When:Mo 10-06-2013 at 16:15

PhD ceremony: Ms. M.J.M. Gooden, 16.15 uur, Academiegebouw, Broerstraat 5, Groningen

Dissertation: Immunologic aspects of ovarian cancer

Promotor(s): prof. H.W. Nijman, prof. C.A.H.H. Daemen

Faculty: Medical Sciences

Ovarian cancer is the most lethal gynecologic malignancy, because it is usually diagnosed at a late stage and current treatment (surgery and chemotherapy) is often not successful in eradicating the disease altogether. Thus, it is important to find new treatment options. In this context, attacking the tumor via the patient’s own immune system is a promising strategy. Immune cells are capable of recognizing cancer cells, because cancer cells differ from healthy cells. In this process of recognition and destruction of cancer cells, T-lymphocytes play a key role.
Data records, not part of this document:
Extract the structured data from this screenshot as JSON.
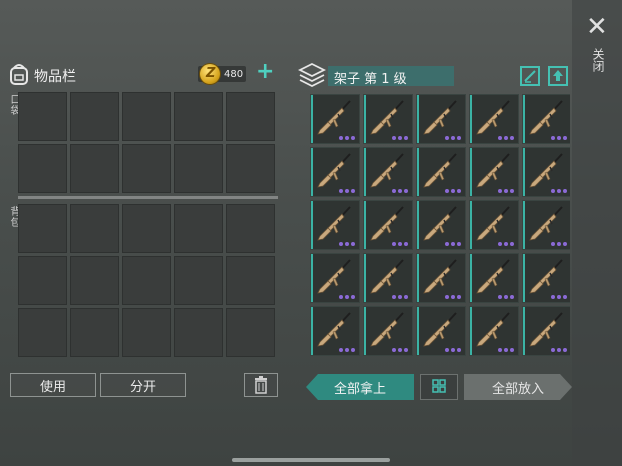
{
  "inventory": {
    "title": "物品栏",
    "coins": "480",
    "coin_symbol": "Z",
    "add_symbol": "+",
    "pocket_label": "口袋",
    "backpack_label": "背包",
    "pocket_rows": 2,
    "backpack_rows": 3,
    "columns": 5
  },
  "left_buttons": {
    "use": "使用",
    "split": "分开"
  },
  "shelf": {
    "title": "架子 第 1 级",
    "item_name": "rifle",
    "visible_rows": 6,
    "columns": 5
  },
  "right_buttons": {
    "take_all": "全部拿上",
    "put_all": "全部放入"
  },
  "side": {
    "close_symbol": "✕",
    "close_label": "关闭"
  },
  "colors": {
    "accent": "#45c1b3",
    "rarity": "#8b6ad6",
    "primary_button": "#2f8a80"
  }
}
The objective of this thesis is to characterize the immune response against ovarian cancer cells. First, we determined which T-lymphocyte subsets are present in ovarian cancer. We found that the presence of cytotoxic T-lymphocytes, which are capable of destroying cancer cells directly, is predictive of a better prognosis. Moreover, a high ratio between these cytotoxic T-lymphocytes and immunosuppressive regulatory T lymphocytes is an even stronger predictor. However, the tumor has several mechanisms to counteract the immune response. We investigated components of the antigen processing and presentation pathway, which is key in recognition of tumor cells by immune cells. Also, we determined HLA-E expression, which can inhibit cytotoxic T-lymphocytes via a specific receptor which is not normally present on these T-lymphocytes. We indeed found that an intact antigen processing and presentation apparatus and a lack of HLA-E expression predicted the success of the anti-tumor immune response. Next, we investigated the role of chemokine CXCL16. The soluble form, sCXCL16, can be measured in blood. Surprisingly, it was not predictive of lymphocyte invasion in the tumor, but instead strongly predicted shorter survival. Further in vitro studies revealed that the presence of sCXCL16 was a reflection of the activity of certain protein cleaving enzymes, i.e. ADAMs. These enzymes are necessary for release of sCXCL16 in the blood stream, but also play a key role in tumor metastasis. Since ADAM activity is difficult to quantify in patients, sCXCL16 is a suitable pseudo-marker. Finally, we investigated a potentially T-lymphocyte activating glycoprotein, Galectin-9, which can be found in ascites (abdominal fluid) of ovarian cancer patients. It is thought to destroy T-lymphocytes, but we showed that in low doses, it is actually a potent activator of T-lymphocytes. Further studies are performed to determine whether Galectin-9 is indeed of potential use in (ovarian) cancer treatment.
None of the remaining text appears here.